Magnetography of Solar Flaring Loops with Microwave Imaging Spectropolarimetry

TL;DR

This paper presents a framework for modeling microwave emissions from solar flaring loops to derive magnetic field maps, demonstrating promising results with realistic data and discussing future applications with advanced radio arrays.

Contribution

It introduces a comprehensive method for extracting 2D magnetic field maps from microwave spectropolarimetry data of solar flares, incorporating realistic geometries and instrumental effects.

Findings

High accuracy in parameter recovery from simulated data

Systematic effects due to resolution and line-of-sight variations

Potential for application with next-generation radio arrays

Abstract

We have developed a general framework for modeling gyrosynchrotron and free-free emission from solar flaring loops and used it to test the premise that 2D maps of source parameters, particularly magnetic field, can be deduced from spatially resolved microwave spectropolarimetry data.
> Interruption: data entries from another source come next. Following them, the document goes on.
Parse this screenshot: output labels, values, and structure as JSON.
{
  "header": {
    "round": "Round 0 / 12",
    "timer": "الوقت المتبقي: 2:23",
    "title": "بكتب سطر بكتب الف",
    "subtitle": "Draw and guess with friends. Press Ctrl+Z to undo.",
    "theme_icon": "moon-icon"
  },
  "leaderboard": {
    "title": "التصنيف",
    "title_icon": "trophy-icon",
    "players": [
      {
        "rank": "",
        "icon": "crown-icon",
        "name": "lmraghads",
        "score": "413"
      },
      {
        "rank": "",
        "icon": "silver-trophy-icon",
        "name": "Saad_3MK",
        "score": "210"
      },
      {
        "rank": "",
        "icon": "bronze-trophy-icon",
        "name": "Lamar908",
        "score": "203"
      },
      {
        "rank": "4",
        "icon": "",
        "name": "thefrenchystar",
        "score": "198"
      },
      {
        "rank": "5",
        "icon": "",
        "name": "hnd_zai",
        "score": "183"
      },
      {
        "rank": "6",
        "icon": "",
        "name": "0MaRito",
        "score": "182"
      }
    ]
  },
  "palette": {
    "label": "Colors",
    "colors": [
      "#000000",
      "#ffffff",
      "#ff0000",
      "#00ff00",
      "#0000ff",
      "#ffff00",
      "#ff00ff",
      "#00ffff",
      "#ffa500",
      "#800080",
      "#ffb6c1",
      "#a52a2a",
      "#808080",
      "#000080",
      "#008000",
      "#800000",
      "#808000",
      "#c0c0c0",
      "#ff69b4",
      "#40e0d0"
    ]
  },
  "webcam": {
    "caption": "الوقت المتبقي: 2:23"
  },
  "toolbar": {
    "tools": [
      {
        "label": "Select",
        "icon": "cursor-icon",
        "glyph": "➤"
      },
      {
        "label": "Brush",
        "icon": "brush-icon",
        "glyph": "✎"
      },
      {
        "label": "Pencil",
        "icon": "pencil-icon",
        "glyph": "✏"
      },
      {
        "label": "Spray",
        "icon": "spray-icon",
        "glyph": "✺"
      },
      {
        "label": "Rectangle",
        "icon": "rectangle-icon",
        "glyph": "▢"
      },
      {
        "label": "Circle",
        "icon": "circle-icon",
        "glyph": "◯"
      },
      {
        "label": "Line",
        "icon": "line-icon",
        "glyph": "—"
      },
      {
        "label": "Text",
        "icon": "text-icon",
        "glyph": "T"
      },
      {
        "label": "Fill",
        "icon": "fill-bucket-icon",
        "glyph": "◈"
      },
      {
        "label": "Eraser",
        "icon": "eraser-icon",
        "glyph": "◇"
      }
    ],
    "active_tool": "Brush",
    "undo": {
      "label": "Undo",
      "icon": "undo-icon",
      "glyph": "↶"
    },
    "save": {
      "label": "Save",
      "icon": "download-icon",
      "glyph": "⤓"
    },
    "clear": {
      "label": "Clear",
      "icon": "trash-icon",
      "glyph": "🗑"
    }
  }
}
In this paper we show quantitative results for a flaring loop with a realistic magnetic geometry, derived from a magnetic field extrapolation, and containing an electron distribution with typical thermal and nonthermal parameters, after folding through the instrumental profile of a realistic interferometric array. We compare the parameters generated from forward fitting a homogeneous source model to each line of sight through the folded image data cube with both the original parameters used in the model and with parameters generated from forward fitting a homogeneous source model to the original (unfolded) image data cube. We find excellent agreement in general, but with systematic effects that can be understood as due to finite resolution in the folded images and the variation of parameters along the line of sight, which are ignored in the homogeneous source model. We discuss the use of such 2D parameter maps within a larger framework of 3D modeling, and the prospects for applying these methods to data from a new generation of multifrequency radio arrays now or soon to be available.